Further, the CSMT serves as a best practice formalised standard construction site management tool, dealing with project site challenges of governance, meetings, documents, milestone achievement, invoicing, health and safety and site risks, as well as many other site performance variables.
“The CSMT is a critical intervention to bring to an end the terrible culture and identified systemic weaknesses of managing sites without proper protocols applicable to both officials and service providers,” Mamabola adds.
Meanwhile, the Immovable Asset Register shows a comprehensive database of government’s property portfolio, currently valued at some R30-billion, with the DID planning to “recycle” its assets, where possible, to ensure that each property is efficiently maximised and fully used for public benefit.

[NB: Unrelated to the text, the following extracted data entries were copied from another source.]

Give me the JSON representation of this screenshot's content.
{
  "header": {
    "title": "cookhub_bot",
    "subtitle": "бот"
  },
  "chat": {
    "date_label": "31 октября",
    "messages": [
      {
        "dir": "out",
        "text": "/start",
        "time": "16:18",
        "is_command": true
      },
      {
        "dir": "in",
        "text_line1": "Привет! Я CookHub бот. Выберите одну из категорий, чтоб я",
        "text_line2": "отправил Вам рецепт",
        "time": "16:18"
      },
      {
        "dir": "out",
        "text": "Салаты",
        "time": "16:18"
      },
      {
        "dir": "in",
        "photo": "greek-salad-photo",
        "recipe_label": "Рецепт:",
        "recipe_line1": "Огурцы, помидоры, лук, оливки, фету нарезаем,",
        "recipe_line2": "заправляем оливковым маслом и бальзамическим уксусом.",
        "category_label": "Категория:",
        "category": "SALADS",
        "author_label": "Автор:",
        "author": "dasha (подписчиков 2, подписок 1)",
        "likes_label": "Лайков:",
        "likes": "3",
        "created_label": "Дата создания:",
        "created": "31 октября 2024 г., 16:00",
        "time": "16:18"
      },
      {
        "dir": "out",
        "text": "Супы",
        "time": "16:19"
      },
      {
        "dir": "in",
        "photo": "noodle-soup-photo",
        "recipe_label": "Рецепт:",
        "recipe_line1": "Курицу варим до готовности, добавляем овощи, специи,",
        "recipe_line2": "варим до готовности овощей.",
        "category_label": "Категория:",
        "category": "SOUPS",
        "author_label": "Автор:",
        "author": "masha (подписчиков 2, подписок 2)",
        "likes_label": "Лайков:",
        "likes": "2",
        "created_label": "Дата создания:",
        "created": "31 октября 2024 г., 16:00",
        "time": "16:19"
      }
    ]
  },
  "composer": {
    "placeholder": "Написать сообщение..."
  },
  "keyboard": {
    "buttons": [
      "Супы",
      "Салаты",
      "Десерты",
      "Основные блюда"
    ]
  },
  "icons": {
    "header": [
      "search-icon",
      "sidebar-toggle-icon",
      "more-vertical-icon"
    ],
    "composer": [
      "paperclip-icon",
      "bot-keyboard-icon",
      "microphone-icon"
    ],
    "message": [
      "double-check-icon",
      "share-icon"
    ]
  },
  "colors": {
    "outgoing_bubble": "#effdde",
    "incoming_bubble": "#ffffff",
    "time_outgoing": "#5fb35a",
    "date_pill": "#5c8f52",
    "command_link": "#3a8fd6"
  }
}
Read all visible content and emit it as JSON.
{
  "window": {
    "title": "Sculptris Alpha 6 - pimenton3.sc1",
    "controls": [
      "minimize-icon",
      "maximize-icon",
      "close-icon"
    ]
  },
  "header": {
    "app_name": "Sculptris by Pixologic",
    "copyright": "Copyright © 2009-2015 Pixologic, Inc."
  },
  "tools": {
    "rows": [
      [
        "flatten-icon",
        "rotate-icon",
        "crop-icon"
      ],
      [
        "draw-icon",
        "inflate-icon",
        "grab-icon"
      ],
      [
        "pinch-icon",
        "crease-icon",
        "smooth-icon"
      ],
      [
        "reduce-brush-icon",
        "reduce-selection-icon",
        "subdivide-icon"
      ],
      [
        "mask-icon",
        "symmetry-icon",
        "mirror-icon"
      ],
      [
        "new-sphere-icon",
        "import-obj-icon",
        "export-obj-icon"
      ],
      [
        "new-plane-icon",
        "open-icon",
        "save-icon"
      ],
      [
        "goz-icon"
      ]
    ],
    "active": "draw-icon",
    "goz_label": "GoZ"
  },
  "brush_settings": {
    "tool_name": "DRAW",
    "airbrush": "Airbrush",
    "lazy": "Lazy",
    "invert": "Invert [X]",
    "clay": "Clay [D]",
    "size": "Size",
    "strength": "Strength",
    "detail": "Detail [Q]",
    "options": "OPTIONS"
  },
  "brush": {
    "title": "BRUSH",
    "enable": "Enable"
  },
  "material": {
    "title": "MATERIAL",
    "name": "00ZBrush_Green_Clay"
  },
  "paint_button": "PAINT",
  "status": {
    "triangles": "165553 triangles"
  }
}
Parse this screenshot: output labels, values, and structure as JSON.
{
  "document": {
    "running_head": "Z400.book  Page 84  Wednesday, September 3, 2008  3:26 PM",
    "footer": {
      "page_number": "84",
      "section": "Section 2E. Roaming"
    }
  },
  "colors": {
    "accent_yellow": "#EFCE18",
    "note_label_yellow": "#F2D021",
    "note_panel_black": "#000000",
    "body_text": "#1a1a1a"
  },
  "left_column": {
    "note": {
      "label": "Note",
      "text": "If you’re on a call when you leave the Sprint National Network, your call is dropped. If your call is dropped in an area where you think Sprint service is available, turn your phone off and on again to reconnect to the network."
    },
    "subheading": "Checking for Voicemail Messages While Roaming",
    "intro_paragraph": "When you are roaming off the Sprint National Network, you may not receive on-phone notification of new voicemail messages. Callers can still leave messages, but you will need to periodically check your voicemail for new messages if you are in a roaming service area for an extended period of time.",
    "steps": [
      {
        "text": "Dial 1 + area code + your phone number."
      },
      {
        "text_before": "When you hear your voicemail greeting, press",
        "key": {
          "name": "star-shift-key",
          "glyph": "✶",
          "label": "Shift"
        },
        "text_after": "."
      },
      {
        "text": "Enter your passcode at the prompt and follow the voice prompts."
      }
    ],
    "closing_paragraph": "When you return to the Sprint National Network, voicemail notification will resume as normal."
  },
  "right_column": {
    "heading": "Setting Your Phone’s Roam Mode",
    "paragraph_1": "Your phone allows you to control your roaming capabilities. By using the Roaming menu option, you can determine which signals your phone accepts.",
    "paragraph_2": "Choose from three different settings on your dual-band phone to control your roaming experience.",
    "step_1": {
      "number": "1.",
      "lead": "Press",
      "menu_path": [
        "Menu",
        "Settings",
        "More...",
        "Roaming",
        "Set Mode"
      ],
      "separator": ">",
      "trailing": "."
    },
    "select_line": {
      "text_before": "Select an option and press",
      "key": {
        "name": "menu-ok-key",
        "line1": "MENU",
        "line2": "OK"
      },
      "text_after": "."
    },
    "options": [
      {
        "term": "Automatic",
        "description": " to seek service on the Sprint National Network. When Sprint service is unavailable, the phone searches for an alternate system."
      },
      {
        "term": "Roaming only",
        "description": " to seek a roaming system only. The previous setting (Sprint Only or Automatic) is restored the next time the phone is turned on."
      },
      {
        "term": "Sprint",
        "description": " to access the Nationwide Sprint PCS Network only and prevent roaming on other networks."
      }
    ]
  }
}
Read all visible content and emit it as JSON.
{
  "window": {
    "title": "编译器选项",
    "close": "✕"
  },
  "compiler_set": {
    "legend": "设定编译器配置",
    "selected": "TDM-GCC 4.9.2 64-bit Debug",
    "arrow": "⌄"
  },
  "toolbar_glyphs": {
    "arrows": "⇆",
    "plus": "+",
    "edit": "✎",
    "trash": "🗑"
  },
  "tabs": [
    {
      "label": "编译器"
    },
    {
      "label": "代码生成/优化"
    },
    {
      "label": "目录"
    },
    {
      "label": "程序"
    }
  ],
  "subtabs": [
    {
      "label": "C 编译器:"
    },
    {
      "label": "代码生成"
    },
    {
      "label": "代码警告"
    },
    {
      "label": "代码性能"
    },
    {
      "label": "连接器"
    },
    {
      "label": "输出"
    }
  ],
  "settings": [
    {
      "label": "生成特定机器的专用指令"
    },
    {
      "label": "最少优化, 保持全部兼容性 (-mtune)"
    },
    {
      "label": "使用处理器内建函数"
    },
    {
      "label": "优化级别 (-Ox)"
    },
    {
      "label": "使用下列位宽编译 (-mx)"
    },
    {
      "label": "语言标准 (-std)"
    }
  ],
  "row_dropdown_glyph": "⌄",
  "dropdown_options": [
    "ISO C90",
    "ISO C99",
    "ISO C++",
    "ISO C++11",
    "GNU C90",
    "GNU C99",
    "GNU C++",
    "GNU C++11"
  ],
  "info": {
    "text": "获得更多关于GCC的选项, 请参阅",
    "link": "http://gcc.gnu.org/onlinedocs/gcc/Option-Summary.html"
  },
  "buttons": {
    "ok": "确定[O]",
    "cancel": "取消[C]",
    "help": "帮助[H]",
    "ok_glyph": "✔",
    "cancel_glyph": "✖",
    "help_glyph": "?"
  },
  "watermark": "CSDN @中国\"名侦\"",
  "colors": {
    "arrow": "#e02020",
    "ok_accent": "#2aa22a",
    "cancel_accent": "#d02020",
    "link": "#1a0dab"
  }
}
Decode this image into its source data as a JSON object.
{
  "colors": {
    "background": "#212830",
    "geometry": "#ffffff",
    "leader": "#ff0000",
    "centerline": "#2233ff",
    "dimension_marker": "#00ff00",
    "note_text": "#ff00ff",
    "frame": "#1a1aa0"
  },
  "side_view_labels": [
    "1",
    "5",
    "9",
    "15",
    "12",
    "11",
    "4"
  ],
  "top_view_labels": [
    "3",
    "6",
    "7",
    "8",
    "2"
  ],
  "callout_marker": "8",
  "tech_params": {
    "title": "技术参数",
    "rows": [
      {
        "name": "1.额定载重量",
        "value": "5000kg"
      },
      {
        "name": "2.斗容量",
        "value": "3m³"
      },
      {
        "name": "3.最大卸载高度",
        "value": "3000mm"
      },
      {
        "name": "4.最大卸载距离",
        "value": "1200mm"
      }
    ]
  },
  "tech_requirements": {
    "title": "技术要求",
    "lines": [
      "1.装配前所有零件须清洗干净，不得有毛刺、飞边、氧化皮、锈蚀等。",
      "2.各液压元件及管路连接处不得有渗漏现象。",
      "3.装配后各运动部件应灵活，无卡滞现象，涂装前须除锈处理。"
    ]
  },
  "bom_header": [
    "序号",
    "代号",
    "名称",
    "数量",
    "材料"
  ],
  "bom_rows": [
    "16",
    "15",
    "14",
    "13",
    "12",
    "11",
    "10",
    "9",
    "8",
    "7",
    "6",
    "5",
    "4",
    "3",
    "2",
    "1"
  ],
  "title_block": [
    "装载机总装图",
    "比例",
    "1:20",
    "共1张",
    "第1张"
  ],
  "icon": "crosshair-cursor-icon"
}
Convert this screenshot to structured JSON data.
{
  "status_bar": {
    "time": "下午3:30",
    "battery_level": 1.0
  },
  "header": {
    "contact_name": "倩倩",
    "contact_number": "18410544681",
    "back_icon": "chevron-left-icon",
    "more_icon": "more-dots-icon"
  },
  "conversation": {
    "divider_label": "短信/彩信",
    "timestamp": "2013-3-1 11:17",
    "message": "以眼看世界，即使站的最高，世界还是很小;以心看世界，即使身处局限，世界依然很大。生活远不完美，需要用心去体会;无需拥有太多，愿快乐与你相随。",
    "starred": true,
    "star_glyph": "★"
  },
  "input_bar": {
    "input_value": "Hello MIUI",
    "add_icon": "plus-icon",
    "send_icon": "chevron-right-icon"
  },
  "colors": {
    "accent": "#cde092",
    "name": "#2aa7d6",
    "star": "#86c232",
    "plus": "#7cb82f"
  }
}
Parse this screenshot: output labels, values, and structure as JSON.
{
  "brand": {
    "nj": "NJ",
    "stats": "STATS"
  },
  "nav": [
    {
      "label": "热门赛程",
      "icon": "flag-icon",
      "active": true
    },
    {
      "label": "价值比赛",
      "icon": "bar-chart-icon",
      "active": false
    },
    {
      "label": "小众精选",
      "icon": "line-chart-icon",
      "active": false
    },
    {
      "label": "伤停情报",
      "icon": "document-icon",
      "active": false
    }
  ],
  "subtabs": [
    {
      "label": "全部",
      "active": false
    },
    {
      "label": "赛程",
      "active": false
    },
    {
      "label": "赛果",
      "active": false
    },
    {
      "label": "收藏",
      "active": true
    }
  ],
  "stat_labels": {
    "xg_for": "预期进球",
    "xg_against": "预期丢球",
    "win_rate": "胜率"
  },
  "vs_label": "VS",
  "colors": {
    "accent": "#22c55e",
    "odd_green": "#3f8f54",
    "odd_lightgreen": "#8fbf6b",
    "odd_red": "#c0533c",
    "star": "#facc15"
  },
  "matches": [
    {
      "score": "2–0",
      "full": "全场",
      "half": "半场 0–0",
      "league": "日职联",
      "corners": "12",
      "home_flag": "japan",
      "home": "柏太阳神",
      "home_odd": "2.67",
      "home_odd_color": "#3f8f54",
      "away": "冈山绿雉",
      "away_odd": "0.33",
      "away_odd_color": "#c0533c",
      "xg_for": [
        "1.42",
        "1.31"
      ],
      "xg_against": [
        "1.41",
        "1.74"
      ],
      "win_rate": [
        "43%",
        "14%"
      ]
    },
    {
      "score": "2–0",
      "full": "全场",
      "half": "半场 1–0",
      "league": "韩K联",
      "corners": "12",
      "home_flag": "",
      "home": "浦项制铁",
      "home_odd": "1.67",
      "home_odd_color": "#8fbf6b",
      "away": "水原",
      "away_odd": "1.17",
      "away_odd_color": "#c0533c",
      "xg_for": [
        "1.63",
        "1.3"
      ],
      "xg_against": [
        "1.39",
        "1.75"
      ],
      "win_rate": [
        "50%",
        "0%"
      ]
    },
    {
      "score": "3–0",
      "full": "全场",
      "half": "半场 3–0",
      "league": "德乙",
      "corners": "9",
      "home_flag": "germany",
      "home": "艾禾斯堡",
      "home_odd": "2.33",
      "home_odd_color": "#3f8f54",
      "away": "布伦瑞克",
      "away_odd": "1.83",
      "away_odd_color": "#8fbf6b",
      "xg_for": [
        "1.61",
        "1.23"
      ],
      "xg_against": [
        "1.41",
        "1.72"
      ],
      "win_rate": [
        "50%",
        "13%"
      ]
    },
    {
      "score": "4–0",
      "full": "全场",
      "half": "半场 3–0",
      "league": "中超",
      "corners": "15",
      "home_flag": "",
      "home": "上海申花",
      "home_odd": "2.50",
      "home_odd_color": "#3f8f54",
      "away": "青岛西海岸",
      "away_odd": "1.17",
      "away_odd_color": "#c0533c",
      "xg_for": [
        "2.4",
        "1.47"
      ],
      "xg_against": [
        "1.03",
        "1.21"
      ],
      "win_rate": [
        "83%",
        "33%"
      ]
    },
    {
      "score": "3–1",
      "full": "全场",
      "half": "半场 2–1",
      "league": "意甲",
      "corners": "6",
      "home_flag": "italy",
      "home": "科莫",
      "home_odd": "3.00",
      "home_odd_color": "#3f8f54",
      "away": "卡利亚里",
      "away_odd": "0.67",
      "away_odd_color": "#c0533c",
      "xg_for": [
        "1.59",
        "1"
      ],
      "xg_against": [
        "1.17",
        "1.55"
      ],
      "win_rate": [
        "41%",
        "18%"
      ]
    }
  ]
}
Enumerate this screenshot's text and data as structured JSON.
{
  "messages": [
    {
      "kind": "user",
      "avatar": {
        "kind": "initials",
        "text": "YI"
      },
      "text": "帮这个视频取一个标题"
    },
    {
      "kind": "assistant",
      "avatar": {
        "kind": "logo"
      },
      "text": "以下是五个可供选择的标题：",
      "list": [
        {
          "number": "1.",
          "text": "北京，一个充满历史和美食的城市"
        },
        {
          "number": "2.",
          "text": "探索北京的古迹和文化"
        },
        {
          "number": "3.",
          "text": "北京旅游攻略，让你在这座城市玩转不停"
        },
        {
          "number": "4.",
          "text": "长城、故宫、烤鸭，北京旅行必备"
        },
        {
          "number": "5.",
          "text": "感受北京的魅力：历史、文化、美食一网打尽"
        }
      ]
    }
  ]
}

Mamabolo further commits to ensuring that underused or neglected government properties are managed more efficiently and effectively and that any properties not core to government’s delivery mandate are disposed of to eliminate the waste of public funds to maintain unproductive assets.
ALERT TO SLIPPAGES
“Is everything well and good? I would say no,” Mamabolo comments.
“The big problem we have is that systems are in place and project management methodologies are in place, [but] the change management is still a challenge. So, while the systems and people are in place, attitude changes are difficult [to deal with].”
In addition, there is a contrasting divergence between what project managers report about the project status and the real-life situation on the ground.
“There is a big Chinese wall between the two,” he explains, adding that managers are telling the department what it wants to hear.
The CSMT controls the issues of standards, protocols, site management, logistics and materials, besides others, but it has reached a point where it is necessary to back up the data that is generated on site with visuals.
Further initiatives are under consideration and development to ensure tighter on-site control to bring outside inefficiencies under control and this includes the exploration of the use of drones and image-based mobile applications.
The first concept is to have service providers’ project managers submit photographic evidence of the progress at site using a mobile application linked to Lutsinga.
Another proposal is the use of drones to ensure accurate on-site reporting of activity and progress.
Currently, the department is reviewing the potential of a pilot project using five drones to cover and survey DID projects across Gauteng’s five development corridors.
“The plan is to dispatch drones to check up on activities and to acquire visual surveys of the projects. Pictures tell a story,” says DID head of department Bethuel Netshiswinzhe.
The pilot, which is expected to be completed by year-end, can also ascertain the potential of the opportunities available to introduce new technological skills and training.
“This is going to bring a massive, massive change to infrastructure development,” Mamabolo concludes.